Um funcionário de alto escalão do Pentágono suspeitava que o então presidente da Colômbia, Álvaro Uribe, tinha um histórico de negociações com grupos paramilitares violentos.

A revelação do telegrama é da Associated Press. Uribe está atualmente em prisão domiciliar. Em 18 de agosto, anunciou renúncia ao cargo de senador.

O documento está em uma coleção de registros entregue à Associated Press pela National Security Archive. A organização afirma que os documentos são os primeiros a mostrarem que chegaram aos mais altos níveis do Pentágono as preocupações sobre os laços de Uribe com grupos armados contratados por latifundiários ricos para se protegerem de guerrilhas.

“É quase certo que Uribe teve negociações com os paramilitares (AUC) enquanto governador da Antioquia”, escreveu Peter Rodman, então funcionário de alto escalão no Pentágono, ao então secretário de Defesa, Donald Rumsfeld, em despacho de 2004. “Faz parte do emprego”.

As Autodefensas Unidas de Colombia (AUC) foram declaradas pelos EUA como grupo terrorista estrangeiro em 2001.

Uribe foi presidente da Colômbia de 2002 a 2010.

A Suprema Corte colombiana está investigando se Uribe pressionou ex-paramilitares para voltar atrás em afirmações ligando o ex-presidente a milícias, em um caso que dividiu o país e trouxe tensões sobre o processo de paz.

Os documentos não incluem descrições específicas de interações diretas entre Uribe e os paramilitares, e não é possivel saber se o governo dos EUA tentou verificar se os laços existiam.

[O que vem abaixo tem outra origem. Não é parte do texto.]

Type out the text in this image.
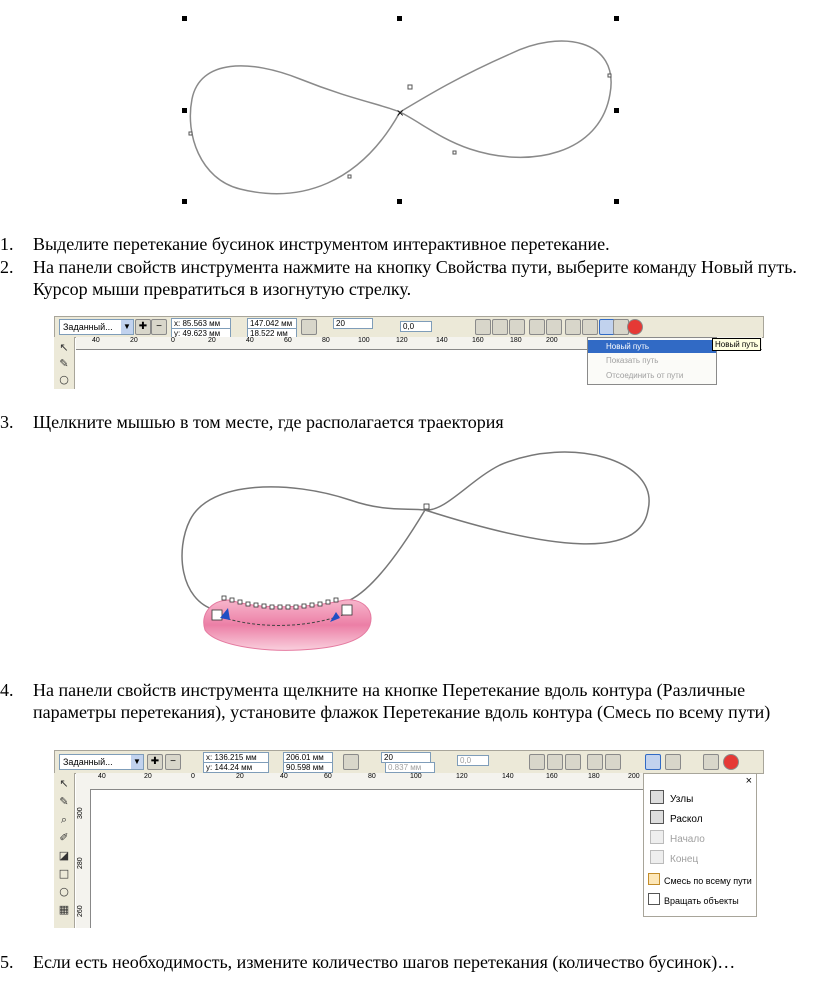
×
1.	Выделите перетекание бусинок инструментом интерактивное перетекание.
2.	На панели свойств инструмента нажмите на кнопку Свойства пути, выберите команду Новый путь. Курсор мыши превратиться в изогнутую стрелку.
Заданный... ▼ ✚ −	x: 85.563 мм
y: 49.623 мм
147.042 мм
18.522 мм
20	0,0
40	20	0	20	40	60	80	100	120	140	160	180	200
↖
✎
○
Новый путь
Показать путь
Отсоединить от пути
Новый путь
3.	Щелкните мышью в том месте, где располагается траектория
4.	На панели свойств инструмента щелкните на кнопке Перетекание вдоль контура (Различные параметры перетекания), установите флажок Перетекание вдоль контура (Смесь по всему пути)
Заданный...	▼ ✚	−	x: 136.215 мм
y: 144.24 мм
206.01 мм
90.598 мм
20
0.837 мм
0,0
40	20	0	20	40	60	80	100	120	140	160	180	200
↖
✎
⌕
✐
◪
□
○
▦
300
280
260
×
Узлы
Раскол
Начало
Конец
Смесь по всему пути
Вращать объекты
5.	Если есть необходимость, измените количество шагов перетекания (количество бусинок)…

Mas dezenas de parlamentares, incluindo vários aliados de Uribe, já foram presos e condenados por laços com as milícias.

Um porta-voz de Uribe afirmou em nota que “a única relação que o Presidente Uribe teve com os paramilitares foi jogá-los na cadeia”.

 

Os documentos foram obtidos pela National Security Archive por meio do Freedom of Information Act, lei americana que inspirou a Lei de Acesso à Informação brasileira.